L'edificio, la cui maestosa facciata domina il panorama del Foro romano, si erge su un alto basamento largo 73 metri, costruito in opus quadratum di blocchi di tufo dell'Aniene e di peperino. Nel basamento si apriva originariamente un ingresso, in seguito obliterato dal podio del Tempio di Vespasiano e Tito, oltre il quale saliva una scalinata che conduceva ad alcuni ambienti situati al primo piano, utilizzati come carcere nel Medioevo.
Ancora più sopra correva un lungo ambulacro diviso in settori: ognuno di questi ambienti era sovrastato da una volta a crociera e si apriva verso il Foro con arcate inquadrate da semicolonne doriche: oggi ne sono aperte soltanto tre, ma in origine dovevano essere dieci, individuabili grazie alla posizione delle basi delle semicolonne. Sopravvivono anche frammenti del sovrastante fregio a metope e triglifi, al di sopra del quale si sviluppava certamente un secondo livello porticato con colonne corinzie di travertino, i cui resti, rinvenuti ai piedi della costruzione, sono ora collocati presso il Portico degli Dei Consenti.
Il Tabularium rappresenta uno degli esempi più eloquenti dell'architettura repubblicana del periodo compreso tra la metà del II secolo ed il I secolo a.C. L'angolo S-W forma una rientranza dovuta alla necessità di salvare un edificio preesistente, rinvenuto nel 1939: si tratta infatti del tempietto di Veiovis, divinità minore del pantheon romano, risalente al 192 a.C., anche se la costruzione ora visibile è dovuta ad un rifacimento del I secolo a.C.
Nel Medioevo il Tabularium fu riutilizzato dalla famiglia romana dei Corsi come fortilizio, con l’aggiunta di alcune torri. Nel XII secolo fu eletto a sede del Comune di Roma, che lo trasformò in una sorta di castello con torri e merlature, aspetto reso ancora più impressionante tra il 1393 ed il 1453 con la costruzione delle torri ad opera di Bonifacio IX, Martino V e Niccolò V.

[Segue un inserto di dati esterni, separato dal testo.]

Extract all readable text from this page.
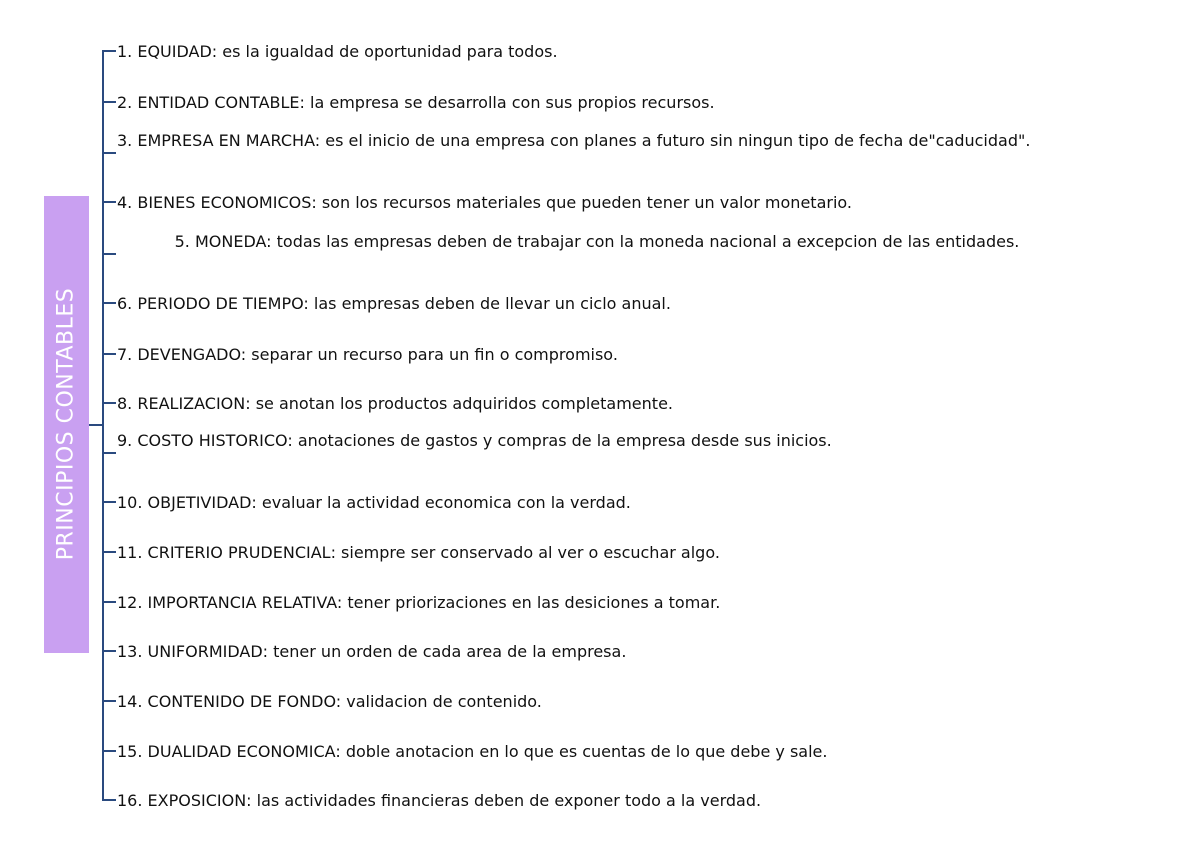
PRINCIPIOS CONTABLES
1. EQUIDAD: es la igualdad de oportunidad para todos.
2. ENTIDAD CONTABLE: la empresa se desarrolla con sus propios recursos.
3. EMPRESA EN MARCHA: es el inicio de una empresa con planes a futuro sin ningun tipo de fecha de"caducidad".
4. BIENES ECONOMICOS: son los recursos materiales que pueden tener un valor monetario.
5. MONEDA: todas las empresas deben de trabajar con la moneda nacional a excepcion de las entidades.
6. PERIODO DE TIEMPO: las empresas deben de llevar un ciclo anual.
7. DEVENGADO: separar un recurso para un fin o compromiso.
8. REALIZACION: se anotan los productos adquiridos completamente.
9. COSTO HISTORICO: anotaciones de gastos y compras de la empresa desde sus inicios.
10. OBJETIVIDAD: evaluar la actividad economica con la verdad.
11. CRITERIO PRUDENCIAL: siempre ser conservado al ver o escuchar algo.
12. IMPORTANCIA RELATIVA: tener priorizaciones en las desiciones a tomar.
13. UNIFORMIDAD: tener un orden de cada area de la empresa.
14. CONTENIDO DE FONDO: validacion de contenido.
15. DUALIDAD ECONOMICA: doble anotacion en lo que es cuentas de lo que debe y sale.
16. EXPOSICION: las actividades financieras deben de exponer todo a la verdad.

Già dal XII secolo pertanto il Tabularium era divenuto il nuovo Palazzo Senatorio, usato anche come prigione: sulla scalinata di accesso venivano inoltre eseguite le condanne a morte. Nel 1536 venne realizzata l’attuale sistemazione del Palazzo, a seguito del progetto di Michelangelo di realizzare la nuova Piazza del Campidoglio, verso la quale l’artista rivolse la facciata del Palazzo Senatorio, ruotandola di 180 gradi rispetto alla posizione avuta fino ad allora.